Jones admits uphill struggle for tourism
Plans for the recovery of the visitor industry will be created despite massive cuts at the tourism authority, its chief executive pledged yesterday.
But Glenn Jones, the interim chief executive at the Bermuda Tourism Authority, said a return to pre-pandemic conditions would be an uphill struggle.
Mr Jones told industry members in a letter: “The cuts are deep. They had to be.
“There is no tolerance for business as usual at the BTA when our stakeholders have shuttered their businesses, laid off staff and struggle to plan for a future that is entirely uncertain.”
Mr Jones said that the BTA’s income had been “severely injured” by the loss of tourism fees caused by the Covid-19 crisis and had to cut about a third of its budget.

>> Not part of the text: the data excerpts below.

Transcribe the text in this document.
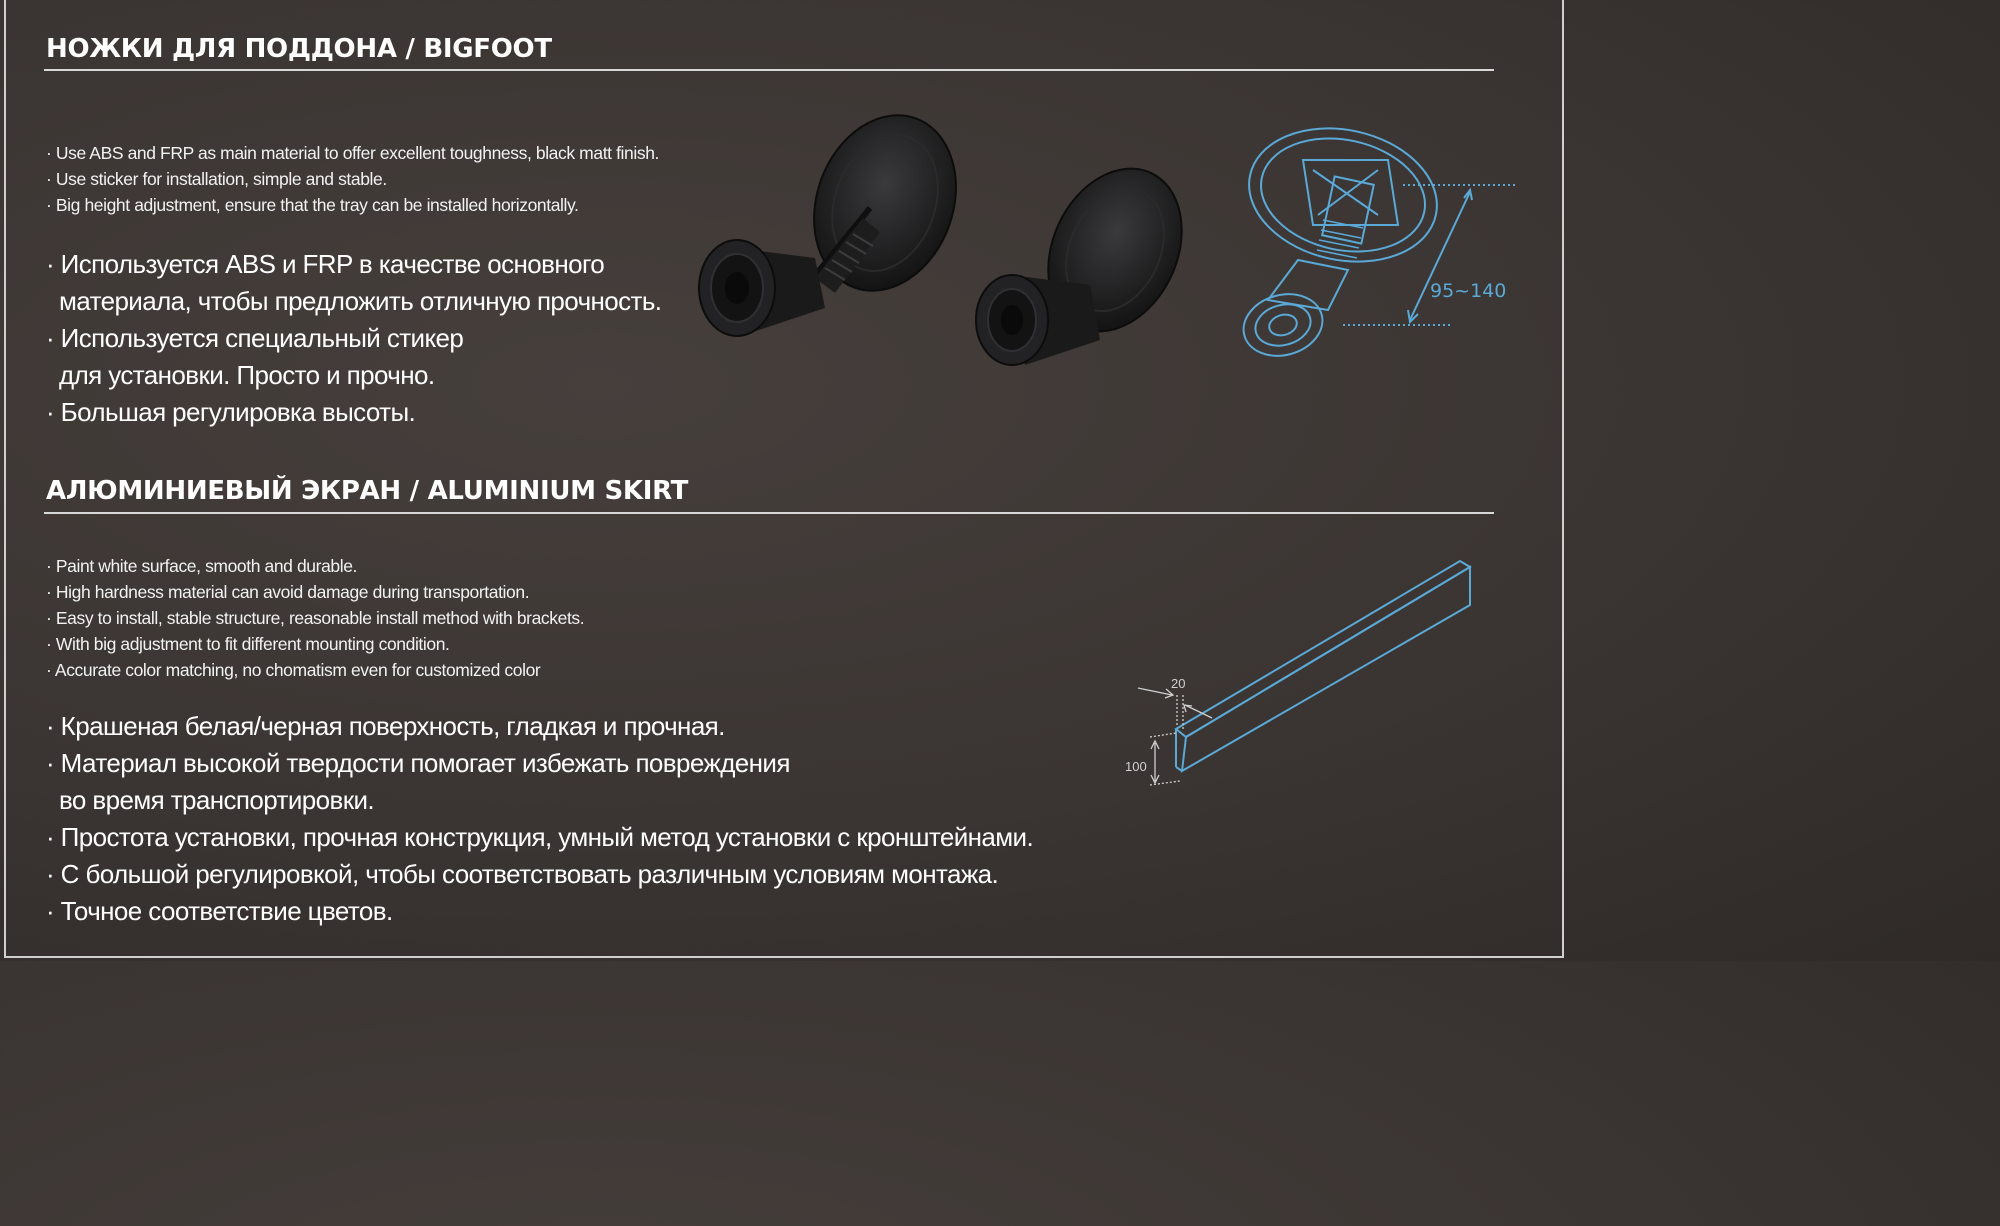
НОЖКИ ДЛЯ ПОДДОНА / BIGFOOT
· Use ABS and FRP as main material to offer excellent toughness, black matt finish.
· Use sticker for installation, simple and stable.
· Big height adjustment, ensure that the tray can be installed horizontally.
· Используется ABS и FRP в качестве основного
материала, чтобы предложить отличную прочность.
· Используется специальный стикер
для установки. Просто и прочно.
· Большая регулировка высоты.
95~140
АЛЮМИНИЕВЫЙ ЭКРАН / ALUMINIUM SKIRT
· Paint white surface, smooth and durable.
· High hardness material can avoid damage during transportation.
· Easy to install, stable structure, reasonable install method with brackets.
· With big adjustment to fit different mounting condition.
· Accurate color matching, no chomatism even for customized color
· Крашеная белая/черная поверхность, гладкая и прочная.
· Материал высокой твердости помогает избежать повреждения
во время транспортировки.
· Простота установки, прочная конструкция, умный метод установки с кронштейнами.
· С большой регулировкой, чтобы соответствовать различным условиям монтажа.
· Точное соответствие цветов.
20
100
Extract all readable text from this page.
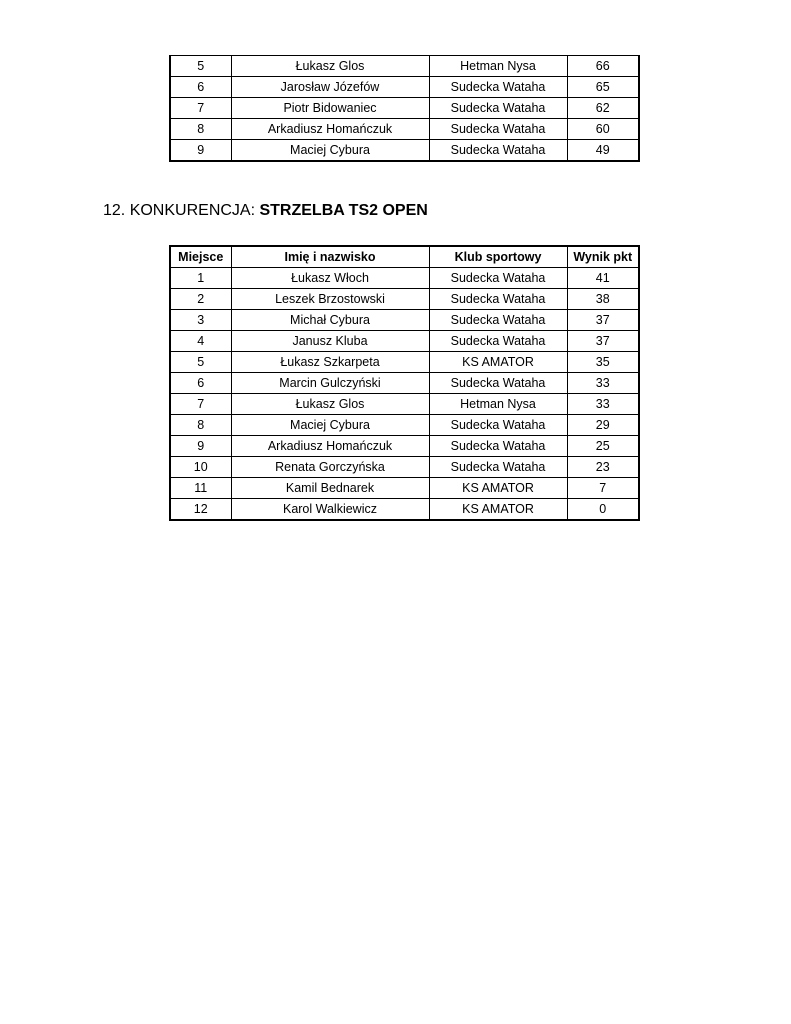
5	Łukasz Glos	Hetman Nysa	66
6	Jarosław Józefów	Sudecka Wataha	65
7	Piotr Bidowaniec	Sudecka Wataha	62
8	Arkadiusz Homańczuk	Sudecka Wataha	60
9	Maciej Cybura	Sudecka Wataha	49
12. KONKURENCJA: STRZELBA TS2 OPEN
Miejsce	Imię i nazwisko	Klub sportowy	Wynik pkt
1	Łukasz Włoch	Sudecka Wataha	41
2	Leszek Brzostowski	Sudecka Wataha	38
3	Michał Cybura	Sudecka Wataha	37
4	Janusz Kluba	Sudecka Wataha	37
5	Łukasz Szkarpeta	KS AMATOR	35
6	Marcin Gulczyński	Sudecka Wataha	33
7	Łukasz Glos	Hetman Nysa	33
8	Maciej Cybura	Sudecka Wataha	29
9	Arkadiusz Homańczuk	Sudecka Wataha	25
10	Renata Gorczyńska	Sudecka Wataha	23
11	Kamil Bednarek	KS AMATOR	7
12	Karol Walkiewicz	KS AMATOR	0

BTA figures for March suggested a 70 per cent drop in air visitors for the month and highlighted that 60 cruise ship visits have so far been cancelled.
The BTA earlier said that tourism spending had plummeted by more than $58 million after air arrival and cruise visitor estimates were combined.
Mr Jones told the industry: “Staff workweek reductions, salary cuts, agency contract renegotiations, paused advertising placements and the postponement of events are all part of a comprehensive strategy to preserve cash, maintain business continuity and ready a marketing war chest to lead the destination’s economic comeback.
“With the organisation’s budget revised, it’s now up to BTA leadership to focus on keeping our team whole enough to plan the tourism recovery each of you is relying on once visitors can return.
“I wish I could tell you this is easy work. It is not.”
Mr Jones said when the island would open to visitors was still up in the air and that the BTA could not back a plan that did not prioritise public health.
He added: “A way forward guided by public health is the only way forward.”
Mr Jones said the Great Bermuda Takeout Day — a promotion that encouraged the public to order food from restaurants days before the shelter-in-place order was imposed — had rallied support for the restaurant industry.
He added the BTA had organised a resilience round table webinar which had been well received.
Mr Jones said: “We take this same attitude for adaptability to our recovery planning.
“We need to figure out which consumers to target when it’s time to welcome visitors again.
“In which cities do we focus advertising spend? What airlift is available? What are the sentiments of cruise travellers? The answers to each of these questions is likely very different after Covid-19 than it was before.”